Okay that was a tad dramatic. But did it scare you? Did you panic? No? Darn. I am living by a new motto you see, which goes: a scare a day keeps the doctor away. Do you have enough fear in your life?
I asked a friend today whether she missed her old home in LA or whether she preferred living in Britain. Her answer was immediate – she preferred Britain. I feel safe here, she said. It turns out in LA, she had been known to duck behind cars in the face of drive-by shootings. In a sick and twisted moment, I felt envious. Real danger. I had romantic visions of wearing a long, silk, red dress with a revolver tucked into my stockings, a rough shaven, tuxedo’d James Bond by my side and a martini still in hand as we rolled to a crouch behind a parked Mercedes. As you have probably guessed, I watch too many films.
It’s strange, though, how we crave adventure and yet dread it at the same time. I’ll walk down the street, building up a pace to Alex Clare or Outkast, and I’ll imagine myself beating off a crowd of muggers, or picking a fight with that rude supervisor I’ve always hated, or saving the Queen from a terrorist attack, with nothing but a nail file and some gum. Then a car will back fire and my shaking, useless limbs will bring me crashing back into reality. Fear is a very strong emotion. It has clear evolutionary advantages and it’s part of the reason that we’re alive. But without the mammoths and the lions and goodness knows what other predators to run from, are we missing some daily source of excitement that used to drive us?

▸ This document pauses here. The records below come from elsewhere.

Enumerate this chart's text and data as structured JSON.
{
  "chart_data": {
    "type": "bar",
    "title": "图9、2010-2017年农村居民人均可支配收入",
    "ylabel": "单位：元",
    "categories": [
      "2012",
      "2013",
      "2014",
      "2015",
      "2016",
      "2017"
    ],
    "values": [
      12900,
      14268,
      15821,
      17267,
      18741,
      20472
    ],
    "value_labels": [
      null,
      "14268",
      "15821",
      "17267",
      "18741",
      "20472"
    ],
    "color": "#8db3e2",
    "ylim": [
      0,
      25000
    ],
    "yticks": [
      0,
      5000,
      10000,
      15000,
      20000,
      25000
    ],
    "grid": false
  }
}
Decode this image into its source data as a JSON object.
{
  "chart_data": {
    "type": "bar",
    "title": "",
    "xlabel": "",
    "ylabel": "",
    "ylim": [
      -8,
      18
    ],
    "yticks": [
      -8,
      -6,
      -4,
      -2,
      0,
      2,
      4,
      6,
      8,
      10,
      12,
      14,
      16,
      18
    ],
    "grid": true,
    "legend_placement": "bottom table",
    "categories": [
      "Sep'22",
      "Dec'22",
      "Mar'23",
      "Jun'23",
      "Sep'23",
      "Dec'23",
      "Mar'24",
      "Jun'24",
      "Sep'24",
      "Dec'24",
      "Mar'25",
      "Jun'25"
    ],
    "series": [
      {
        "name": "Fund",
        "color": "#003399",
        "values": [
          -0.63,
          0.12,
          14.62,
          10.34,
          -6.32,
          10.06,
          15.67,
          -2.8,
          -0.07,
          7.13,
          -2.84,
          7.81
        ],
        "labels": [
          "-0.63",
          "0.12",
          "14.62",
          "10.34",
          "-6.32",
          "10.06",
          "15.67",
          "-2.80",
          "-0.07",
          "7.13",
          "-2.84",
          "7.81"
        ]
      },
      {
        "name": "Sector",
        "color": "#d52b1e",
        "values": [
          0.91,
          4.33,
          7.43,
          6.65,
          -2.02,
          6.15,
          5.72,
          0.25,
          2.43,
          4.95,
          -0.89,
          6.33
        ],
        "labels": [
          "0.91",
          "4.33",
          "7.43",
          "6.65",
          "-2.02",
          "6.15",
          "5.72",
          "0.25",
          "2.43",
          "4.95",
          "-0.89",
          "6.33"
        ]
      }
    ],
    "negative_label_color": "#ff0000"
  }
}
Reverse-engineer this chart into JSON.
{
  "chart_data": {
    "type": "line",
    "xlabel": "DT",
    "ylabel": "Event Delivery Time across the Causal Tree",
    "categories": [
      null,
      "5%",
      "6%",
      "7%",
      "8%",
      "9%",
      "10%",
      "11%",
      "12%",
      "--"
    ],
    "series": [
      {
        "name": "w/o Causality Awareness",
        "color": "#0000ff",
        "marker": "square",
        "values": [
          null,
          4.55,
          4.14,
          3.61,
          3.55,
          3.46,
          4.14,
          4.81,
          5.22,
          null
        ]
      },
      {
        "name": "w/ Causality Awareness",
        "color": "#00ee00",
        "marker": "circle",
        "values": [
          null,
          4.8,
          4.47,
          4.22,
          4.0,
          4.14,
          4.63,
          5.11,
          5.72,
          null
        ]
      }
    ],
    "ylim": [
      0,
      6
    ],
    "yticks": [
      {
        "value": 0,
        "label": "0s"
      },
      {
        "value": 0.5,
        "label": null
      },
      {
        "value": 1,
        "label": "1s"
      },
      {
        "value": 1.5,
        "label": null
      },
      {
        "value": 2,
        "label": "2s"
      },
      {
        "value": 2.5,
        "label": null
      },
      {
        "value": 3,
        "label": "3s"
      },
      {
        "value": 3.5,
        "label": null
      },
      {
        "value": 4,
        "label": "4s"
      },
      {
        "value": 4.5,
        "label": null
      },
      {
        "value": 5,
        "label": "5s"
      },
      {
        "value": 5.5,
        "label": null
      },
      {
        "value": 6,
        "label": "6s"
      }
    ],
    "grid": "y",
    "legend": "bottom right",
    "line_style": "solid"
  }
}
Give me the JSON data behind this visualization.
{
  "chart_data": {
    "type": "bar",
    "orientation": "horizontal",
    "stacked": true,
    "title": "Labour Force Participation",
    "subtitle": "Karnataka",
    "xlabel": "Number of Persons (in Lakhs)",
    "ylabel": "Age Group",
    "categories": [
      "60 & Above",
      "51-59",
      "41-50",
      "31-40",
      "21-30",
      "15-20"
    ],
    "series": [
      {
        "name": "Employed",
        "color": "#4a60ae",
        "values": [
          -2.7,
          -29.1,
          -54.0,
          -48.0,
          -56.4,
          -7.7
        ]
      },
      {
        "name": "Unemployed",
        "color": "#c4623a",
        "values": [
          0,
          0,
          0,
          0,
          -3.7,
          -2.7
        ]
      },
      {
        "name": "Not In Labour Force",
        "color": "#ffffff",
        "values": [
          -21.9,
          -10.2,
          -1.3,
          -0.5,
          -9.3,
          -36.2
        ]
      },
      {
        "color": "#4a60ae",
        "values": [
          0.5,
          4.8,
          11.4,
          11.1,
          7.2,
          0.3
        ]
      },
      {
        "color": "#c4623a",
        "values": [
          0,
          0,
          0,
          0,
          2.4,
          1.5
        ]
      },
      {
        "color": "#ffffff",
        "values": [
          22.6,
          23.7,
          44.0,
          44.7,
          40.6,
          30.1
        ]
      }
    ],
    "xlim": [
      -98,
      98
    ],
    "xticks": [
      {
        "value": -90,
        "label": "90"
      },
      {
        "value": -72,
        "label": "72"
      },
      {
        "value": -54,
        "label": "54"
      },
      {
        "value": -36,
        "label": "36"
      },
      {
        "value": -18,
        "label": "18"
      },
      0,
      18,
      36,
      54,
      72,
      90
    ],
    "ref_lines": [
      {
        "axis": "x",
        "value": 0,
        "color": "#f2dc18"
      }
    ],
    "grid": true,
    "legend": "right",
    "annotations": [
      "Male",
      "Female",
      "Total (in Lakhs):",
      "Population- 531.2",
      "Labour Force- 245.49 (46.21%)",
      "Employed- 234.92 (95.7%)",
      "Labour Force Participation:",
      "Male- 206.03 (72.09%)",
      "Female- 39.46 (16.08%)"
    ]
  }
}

I stand by Eleanor Roosevelt. I try my best to scare myself every day. Today it was an interview. Yesterday it was dipping my finger into melted wax. Who knows what it could be tomorrow. If it gets the heart beating and the brain backpedaling and gasping for air then it’s good for you. Fear pushes people to new heights, exercises the capillaries and offers a brief alternative to the metronome of routine. Maybe one day I’ll ask Zac Efron out on a date or dare to eat my own cooking. Maybe I’ll pluck up the courage to do karaoke stark naked on live television (I didn’t say everyone would benefit from my new philosophy). Either way, I want to be afraid. I want to be stressed. I want to live life to its full capacity. I’m chucking out (sorry, make that recycling) the energy saving bulbs and screwing in the 400Watts. Fear is not the enemy, it’s the closest thing we have to a sign that says ‘you’re doing this right’. Maybe, one day, I’ll even start a conversation on the tube.
So I disagree with Churchill and Franklin Roosevelt. It is wrong to be afraid of fear itself. Fear comfort. Fear cushy evenings in and habitual weekends. But do not fear fear.